An Irish soldier injured in a bomb blast in Afghanistan is recovering well, his father said today.
Royal Irish Ranger Martin Delaney, of Lusk, Co Dublin, was travelling in an army Land Rover that struck a roadside explosive planted by Taliban insurgents.
The 23-year-old suffered shrapnel wounds to his face and legs and had to be treated with others, including Ranger David Pepper, 22, from Derry, at the Camp Bastion field hospital.
Patrick Delaney, the Dublin soldier's father, said Martin telephoned him on Sunday to let them know he was recovering after Friday night's attack in the Sangin area of Helmand Province.
"He was a bit shook, but in good form. That's the kind of lad he is, he's always in good form," he said.
Mr Delaney said his family have been glued to the news since his son was shipped out for his first tour of Afghanistan five months ago.

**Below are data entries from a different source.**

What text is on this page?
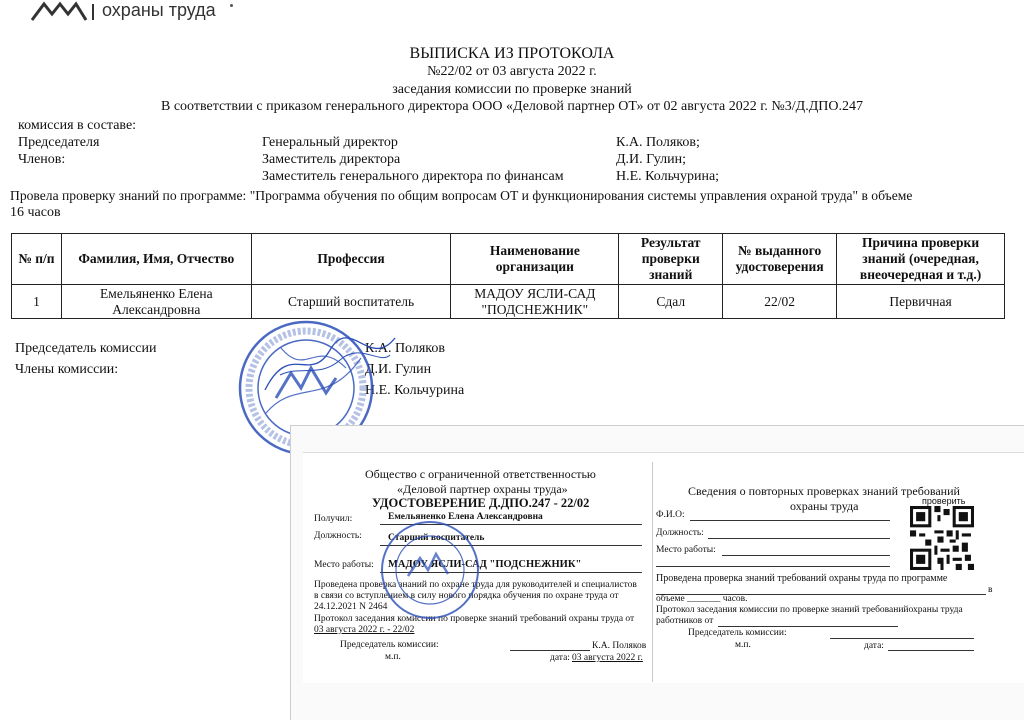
охраны труда
ВЫПИСКА ИЗ ПРОТОКОЛА
№22/02 от 03 августа 2022 г.
заседания комиссии по проверке знаний
В соответствии с приказом генерального директора ООО «Деловой партнер ОТ» от 02 августа 2022 г. №3/Д.ДПО.247
комиссия в составе:
Председателя	Генеральный директор	К.А. Поляков;
Членов:	Заместитель директора	Д.И. Гулин;
Заместитель генерального директора по финансам	Н.Е. Кольчурина;
Провела проверку знаний по программе: "Программа обучения по общим вопросам ОТ и функционирования системы управления охраной труда" в объеме
16 часов
№ п/п	Фамилия, Имя, Отчество	Профессия	Наименование организации	Результат проверки знаний	№ выданного удостоверения	Причина проверки знаний (очередная, внеочередная и т.д.)
1	Емельяненко Елена Александровна	Старший воспитатель	МАДОУ ЯСЛИ-САД "ПОДСНЕЖНИК"	Сдал	22/02	Первичная
Председатель комиссии	К.А. Поляков
Члены комиссии:	Д.И. Гулин
Н.Е. Кольчурина
Общество с ограниченной ответственностью
«Деловой партнер охраны труда»
УДОСТОВЕРЕНИЕ Д.ДПО.247 - 22/02
Получил:	Емельяненко Елена Александровна
Должность:	Старший воспитатель
Место работы: МАДОУ ЯСЛИ-САД "ПОДСНЕЖНИК"
Проведена проверка знаний по охране труда для руководителей и специалистов
в связи со вступлением в силу нового порядка обучения по охране труда от
24.12.2021 N 2464
Протокол заседания комиссии по проверке знаний требований охраны труда от
03 августа 2022 г. - 22/02
Председатель комиссии:	К.А. Поляков
м.п.	дата: 03 августа 2022 г.
Сведения о повторных проверках знаний требований
охраны труда	проверить
Ф.И.О:
Должность:
Место работы:
Проведена проверка знаний требований охраны труда по программе
в
объеме _______ часов.
Протокол заседания комиссии по проверке знаний требованийохраны труда
работников от
Председатель комиссии:
м.п.	дата:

With nightly reports of the war, including the death of another British soldier in a gun attack last night in Helmand Province, they were relieved to hear Martin's injuries were not worse.

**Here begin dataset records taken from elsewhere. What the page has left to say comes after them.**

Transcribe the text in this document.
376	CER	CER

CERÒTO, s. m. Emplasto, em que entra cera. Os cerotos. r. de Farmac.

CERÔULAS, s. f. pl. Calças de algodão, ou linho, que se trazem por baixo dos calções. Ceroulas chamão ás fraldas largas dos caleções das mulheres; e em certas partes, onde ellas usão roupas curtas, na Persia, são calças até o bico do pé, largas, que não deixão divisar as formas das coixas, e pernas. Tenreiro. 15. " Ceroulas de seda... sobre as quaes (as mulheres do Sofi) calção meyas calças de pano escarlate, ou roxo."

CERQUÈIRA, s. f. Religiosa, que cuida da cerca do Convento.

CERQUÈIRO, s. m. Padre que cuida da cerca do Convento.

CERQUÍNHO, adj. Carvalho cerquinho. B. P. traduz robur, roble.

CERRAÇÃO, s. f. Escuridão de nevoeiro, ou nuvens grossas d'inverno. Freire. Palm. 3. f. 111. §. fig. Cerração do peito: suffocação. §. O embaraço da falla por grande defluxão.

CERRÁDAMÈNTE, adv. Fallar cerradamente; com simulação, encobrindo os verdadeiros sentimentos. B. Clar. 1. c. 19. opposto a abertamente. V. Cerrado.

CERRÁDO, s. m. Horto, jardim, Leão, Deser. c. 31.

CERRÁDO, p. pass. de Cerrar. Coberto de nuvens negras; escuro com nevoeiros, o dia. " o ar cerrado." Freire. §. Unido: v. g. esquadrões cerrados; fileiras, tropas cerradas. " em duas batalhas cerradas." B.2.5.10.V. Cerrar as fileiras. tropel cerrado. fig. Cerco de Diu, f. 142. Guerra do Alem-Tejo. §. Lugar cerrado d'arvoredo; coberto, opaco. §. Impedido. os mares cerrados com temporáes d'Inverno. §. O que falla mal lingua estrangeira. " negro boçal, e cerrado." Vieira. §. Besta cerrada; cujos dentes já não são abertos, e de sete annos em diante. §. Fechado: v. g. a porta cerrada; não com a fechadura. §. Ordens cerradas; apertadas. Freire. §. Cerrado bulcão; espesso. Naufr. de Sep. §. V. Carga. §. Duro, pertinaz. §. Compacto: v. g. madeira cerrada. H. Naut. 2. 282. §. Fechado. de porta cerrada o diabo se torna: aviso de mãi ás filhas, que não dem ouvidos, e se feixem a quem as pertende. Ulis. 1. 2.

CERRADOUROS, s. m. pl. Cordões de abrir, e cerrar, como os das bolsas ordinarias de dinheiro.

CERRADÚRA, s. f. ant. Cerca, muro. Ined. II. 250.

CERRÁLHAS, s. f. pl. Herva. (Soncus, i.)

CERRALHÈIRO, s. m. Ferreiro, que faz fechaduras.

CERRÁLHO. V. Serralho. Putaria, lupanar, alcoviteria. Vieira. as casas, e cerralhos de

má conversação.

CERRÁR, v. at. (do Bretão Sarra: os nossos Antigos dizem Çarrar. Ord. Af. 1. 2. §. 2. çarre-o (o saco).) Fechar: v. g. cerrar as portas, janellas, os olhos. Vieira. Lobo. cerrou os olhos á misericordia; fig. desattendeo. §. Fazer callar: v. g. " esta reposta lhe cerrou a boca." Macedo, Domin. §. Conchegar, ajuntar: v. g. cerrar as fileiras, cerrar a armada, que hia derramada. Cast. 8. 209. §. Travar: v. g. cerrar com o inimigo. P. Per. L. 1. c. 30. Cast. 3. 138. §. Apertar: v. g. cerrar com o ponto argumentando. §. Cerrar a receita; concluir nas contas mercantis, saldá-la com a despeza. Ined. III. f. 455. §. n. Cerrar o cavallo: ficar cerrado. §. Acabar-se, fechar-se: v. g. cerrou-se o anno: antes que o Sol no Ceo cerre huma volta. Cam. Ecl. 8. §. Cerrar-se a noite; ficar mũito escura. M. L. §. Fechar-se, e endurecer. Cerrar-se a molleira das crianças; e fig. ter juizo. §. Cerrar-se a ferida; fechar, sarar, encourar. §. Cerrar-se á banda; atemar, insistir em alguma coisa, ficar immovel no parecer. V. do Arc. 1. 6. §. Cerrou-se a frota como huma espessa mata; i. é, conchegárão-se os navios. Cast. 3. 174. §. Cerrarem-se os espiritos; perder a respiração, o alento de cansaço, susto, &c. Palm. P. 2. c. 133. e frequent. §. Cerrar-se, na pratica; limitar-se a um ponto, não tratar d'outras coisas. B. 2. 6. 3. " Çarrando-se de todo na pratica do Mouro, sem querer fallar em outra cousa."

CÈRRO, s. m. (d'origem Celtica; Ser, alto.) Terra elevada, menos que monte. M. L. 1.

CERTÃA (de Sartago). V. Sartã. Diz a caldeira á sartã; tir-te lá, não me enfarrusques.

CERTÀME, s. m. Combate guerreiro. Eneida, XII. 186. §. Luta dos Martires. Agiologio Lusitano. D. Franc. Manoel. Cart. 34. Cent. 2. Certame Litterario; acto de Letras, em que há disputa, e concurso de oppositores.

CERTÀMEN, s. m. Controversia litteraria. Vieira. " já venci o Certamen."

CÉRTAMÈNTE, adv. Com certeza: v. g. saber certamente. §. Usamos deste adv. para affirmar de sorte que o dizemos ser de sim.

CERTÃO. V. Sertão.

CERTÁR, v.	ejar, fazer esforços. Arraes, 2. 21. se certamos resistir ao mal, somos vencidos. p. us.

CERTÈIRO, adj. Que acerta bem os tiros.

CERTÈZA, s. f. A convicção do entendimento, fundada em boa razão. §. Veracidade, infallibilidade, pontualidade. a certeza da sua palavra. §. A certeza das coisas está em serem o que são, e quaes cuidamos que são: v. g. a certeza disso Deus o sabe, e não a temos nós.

"It was mostly fragments of the bomb he was hit with, mostly in the leg," said Mr Delaney.
"It's just one of those things that happen when you're out there. What can you do.

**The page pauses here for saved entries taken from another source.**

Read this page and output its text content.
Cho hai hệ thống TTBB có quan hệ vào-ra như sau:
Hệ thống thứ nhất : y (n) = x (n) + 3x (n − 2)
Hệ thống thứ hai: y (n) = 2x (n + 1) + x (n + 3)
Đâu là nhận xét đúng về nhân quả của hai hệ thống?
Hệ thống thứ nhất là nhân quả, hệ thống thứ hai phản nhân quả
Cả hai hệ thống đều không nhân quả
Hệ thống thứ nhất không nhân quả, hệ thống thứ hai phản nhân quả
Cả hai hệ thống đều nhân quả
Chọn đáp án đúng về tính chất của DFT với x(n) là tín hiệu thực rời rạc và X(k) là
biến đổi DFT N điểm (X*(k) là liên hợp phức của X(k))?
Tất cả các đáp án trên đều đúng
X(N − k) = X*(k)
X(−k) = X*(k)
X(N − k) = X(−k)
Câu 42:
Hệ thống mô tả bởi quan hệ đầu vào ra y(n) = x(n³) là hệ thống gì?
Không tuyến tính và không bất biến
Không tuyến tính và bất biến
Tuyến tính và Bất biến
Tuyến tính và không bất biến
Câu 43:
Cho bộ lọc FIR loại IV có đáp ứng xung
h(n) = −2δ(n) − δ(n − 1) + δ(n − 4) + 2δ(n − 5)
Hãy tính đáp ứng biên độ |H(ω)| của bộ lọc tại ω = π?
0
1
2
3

"It was always his dream. That's what he always wanted to do, since he was about 15-years-old."
Martin, who joined the Royal Irish Regiment about three years ago, telephones his family around once a week to let them know he is well, his father said.
Ranger Pepper suffered a shrapnel wound to his left arm and an injury to his back, while a third Royal Irish soldier caught up in the blast had to be flown back to a UK military base for treatment.
Earlier last week, a Ranger from Belfast lost his leg in a similar bomb attack in Helmand Province.
There are around 500 soldiers from the Royal Irish Regiment First Battalion, usually stationed in Ternhill, Shropshire, fighting in Afghanistan.
They are joined by about 100 troops of the Second Battalion from the Territorial Army, based at Portadown, Co Armagh.